Joshua Lue Chee Kong: The presence of the past:


A report from Trinidad’s Guardian.

Researching T&T’s past has always been part of artist Joshua Lue Chee Kong’s process in creating his work, and now he’ll have the opportunity to do so as he has been chosen as the T&T recipient of the British Council’s two-month Trans Atlantic Artists’ Residency Exchange (TAARE).

The programme sees two artists from the Caribbean going to the UK and two artists from the UK travelling to the Caribbean to do work in their respective disciplines.

On its website, British Council Caribbean said: “The residency can be research and/or practice-based and includes round trip travel, accommodation, a materials/project budget, an artist fee and a stipend for living costs.

“The residency is supported by British Council, its UK partners: Delfina Foundation, Gasworks, Autograph ABP and Hospitalfield Arts; and Caribbean partners: NLS Kingston in Jamaica and Alice Yard in Trinidad.”

Lue Chee Kong said he will use the opportunity to find out about the stories of the objects which he has been collecting here in T&T. Lue Chee Kong said that after studying graphic design at the Savannah College of Art and Design in the US he was energised about the potential and the stories of T&T.

“I was happy that I had made that step, coming back with new eyes, seeing how we could envision a past, present and future. A lot of history is vanishing at a very quick pace because of progress.

“I started from taking pictures of houses, then it gradually evolved into digging in people’s backyards or exploring these places where I find bits of pottery, bits and pieces of the past.”

Lue Chee Kong said people have been very helpful in reaching out to him and giving him artefacts that have been handed down.

“That generosity has been very helpful in terms of my progress as an artist, historian, archaeologist—I don’t know what to call myself these days. I more focus on the stories, the stories behind objects, the stories behind houses, I love capturing that aspect of it.”

The artist has exhibited in T&T, Martinique, Barbados, and Jamaica as well as being featured in local newspapers, the T&T China Times and Time Magazine, where two of his pictures were on the front page.

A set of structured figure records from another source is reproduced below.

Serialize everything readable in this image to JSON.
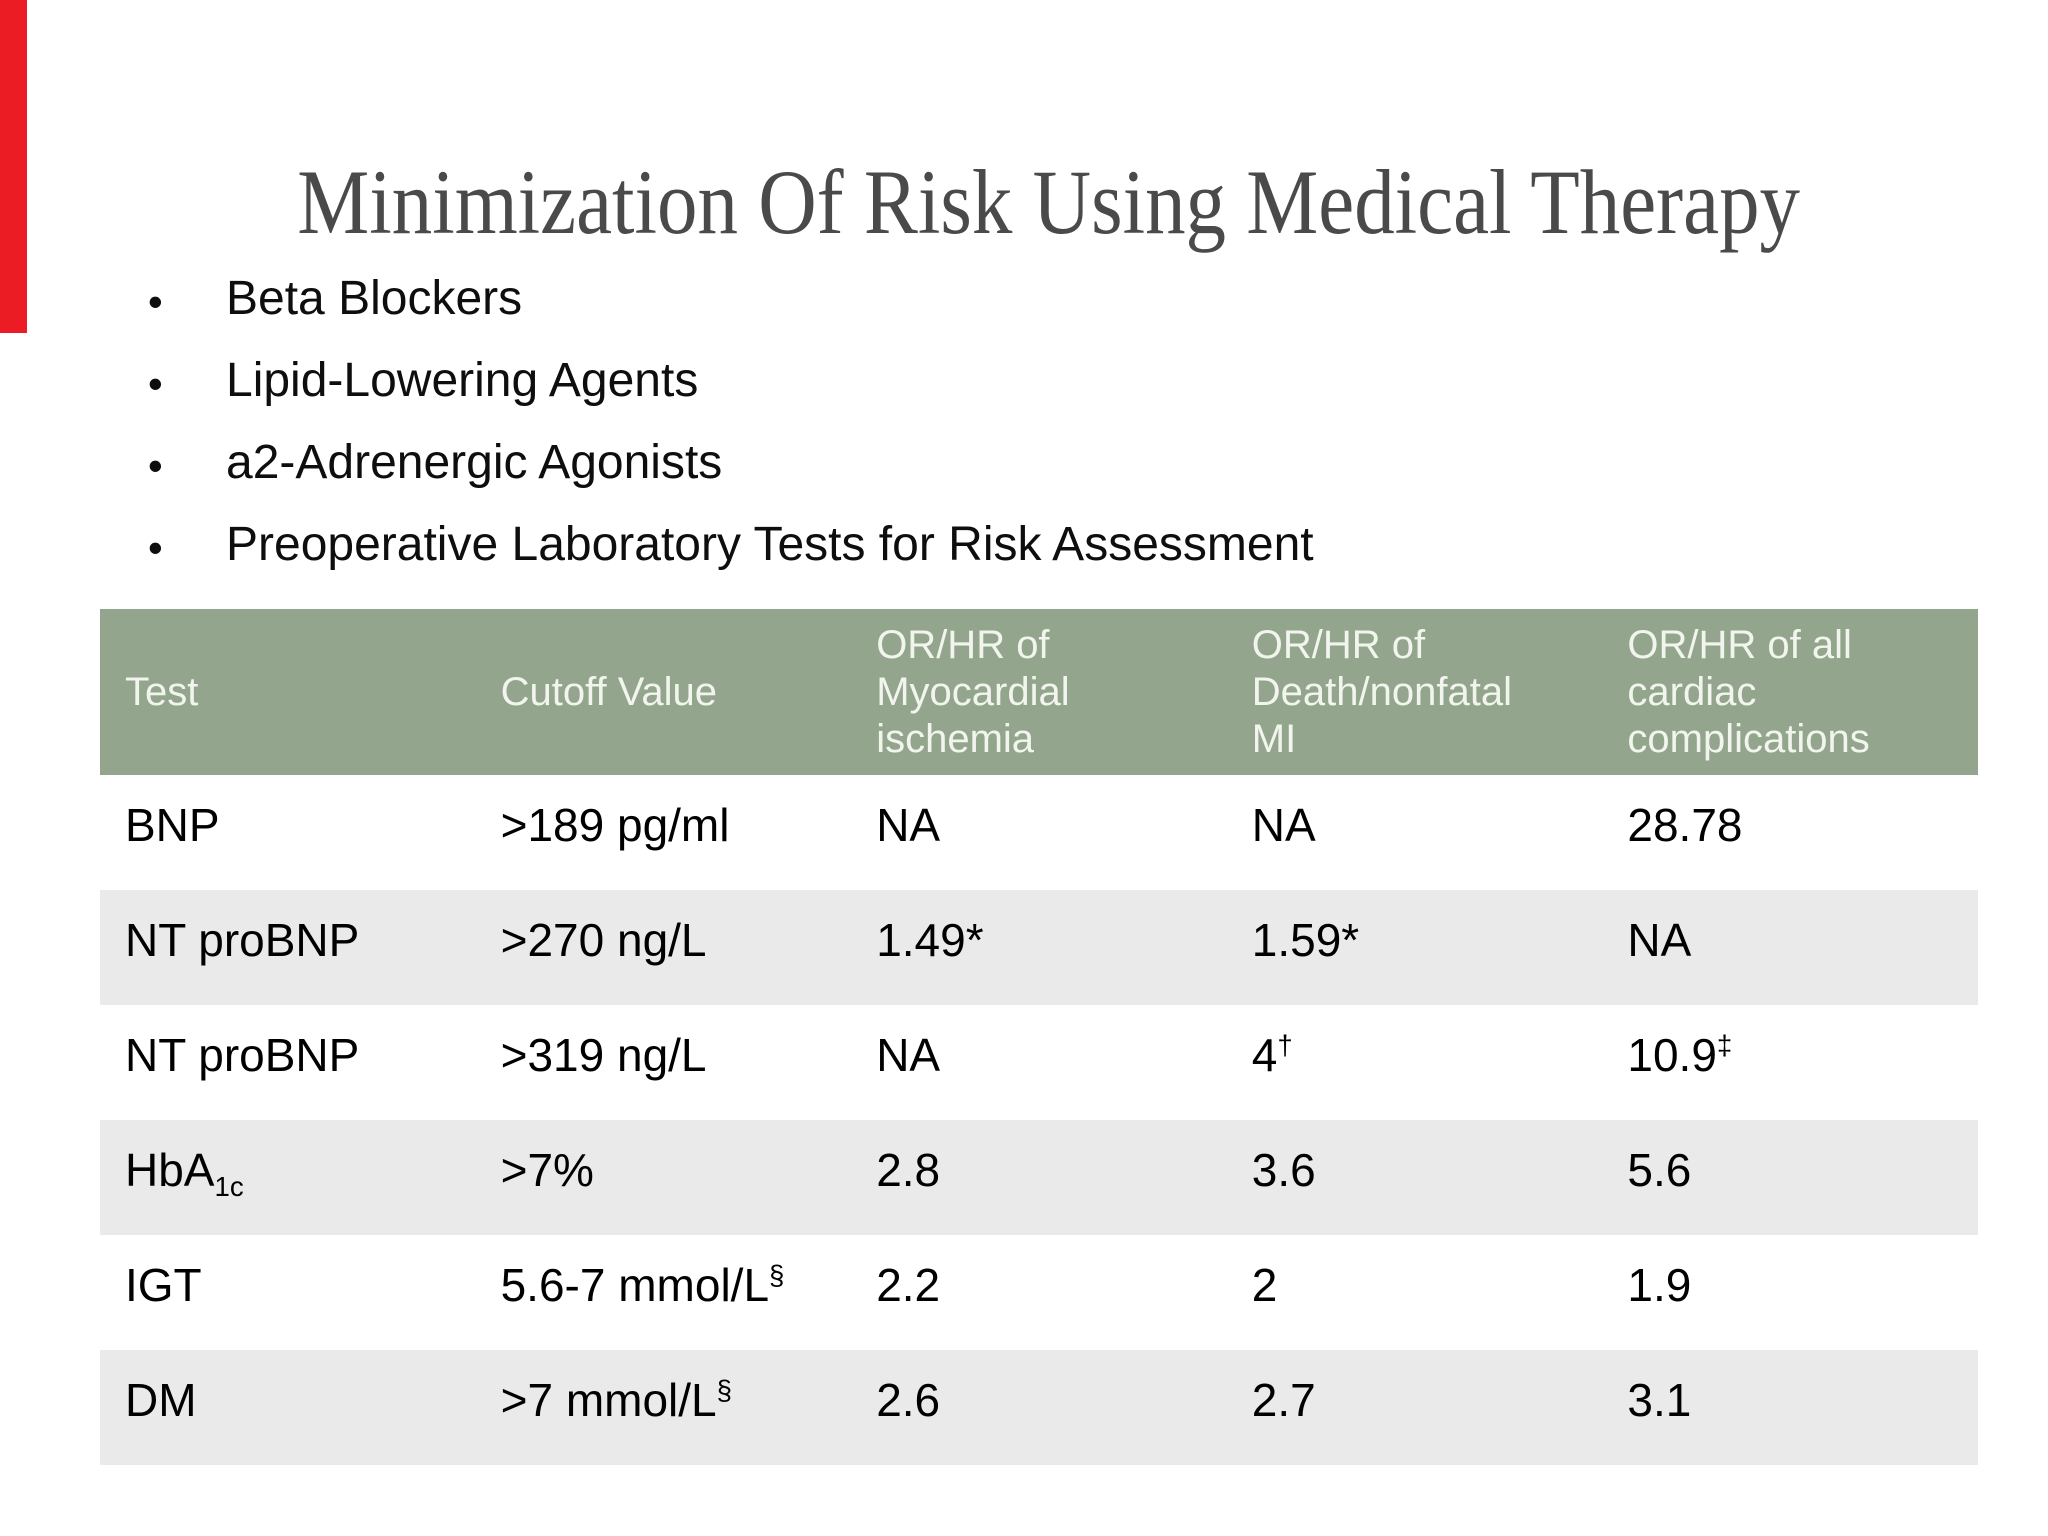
{
  "slide": {
    "title": "Minimization Of Risk Using Medical Therapy",
    "bullets": [
      "Beta Blockers",
      "Lipid-Lowering Agents",
      "a2-Adrenergic Agonists",
      "Preoperative Laboratory Tests for Risk Assessment"
    ],
    "bullet_marker": "•"
  },
  "table": {
    "columns": [
      "Test",
      "Cutoff Value",
      "OR/HR of\nMyocardial\nischemia",
      "OR/HR of\nDeath/nonfatal\nMI",
      "OR/HR of all\ncardiac\ncomplications"
    ],
    "rows": [
      [
        "BNP",
        ">189 pg/ml",
        "NA",
        "NA",
        "28.78"
      ],
      [
        "NT proBNP",
        ">270 ng/L",
        "1.49*",
        "1.59*",
        "NA"
      ],
      [
        "NT proBNP",
        ">319 ng/L",
        "NA",
        "4^{†}",
        "10.9^{‡}"
      ],
      [
        "HbA_{1c}",
        ">7%",
        "2.8",
        "3.6",
        "5.6"
      ],
      [
        "IGT",
        "5.6-7 mmol/L^{§}",
        "2.2",
        "2",
        "1.9"
      ],
      [
        "DM",
        ">7 mmol/L^{§}",
        "2.6",
        "2.7",
        "3.1"
      ]
    ]
  },
  "colors": {
    "header_background": "#93a58c",
    "header_text": "#f2f5ee",
    "zebra_row": "#e9eae9",
    "title_text": "#4a4a4a",
    "body_text": "#000000",
    "accent_bar": "#ec1c24",
    "page_background": "#ffffff"
  }
}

In announcing his selection, the British Council said: “He has a keen interest in history and culture and is presently exploring T&T’s folklore, redefining traditional interpretations by expanding cultural iconography and imagery.

“This has helped create a new dimension in the redefinition of T&T’s society being relevant to the present global family, while preserving its own cultural uniqueness and identity, transcending racial and social barriers.”

Lue Chee Kong hopes to be able to take some of the things he has found to London with him. These include bits of pottery, water jugs, clay pipes and bricks.

“Most of the stuff I’ve been finding so far has been connected to the colonial past of Trinidad, whether British, French, Spanish or Dutch.

“I’ve been cataloguing when and where I found them, so now I have the opportunity to take that information and find out more about the distinct places they were made, the stories that connected them to the motherland,and how they found themselves in Trinidad.”

Lue Chee Kong said the UK has kept excellent records of history, including documents, photographs and deeds.

“You just have to know where and how to look. Here in T&T, we only have fragments of our history and even now we are destroying or losing it, so for me or anyone else who tries to trace back their history, it’s near to impossible to find that sometimes. It’s not unique to the Caribbean or in Trinidad; it’s just because we’re so small, I think.”

Lue Chee Kong said bricks were brought to T&T as ballast or weight in the holds of ships and then were exchanged for goods and used as building materials.

The clay pipes show an evolution from the time when tobacco was expensive to when it became cheaper, as the bowls increase in size.

The bits of plates he’s collected range from when such plates were very expensive and hand-painted to when they became more accessible with the use of a new printing technique, so more people could have them as a status symbol. He said his favourite piece has a Masonic symbol on it.

“These things fascinate me,” he said.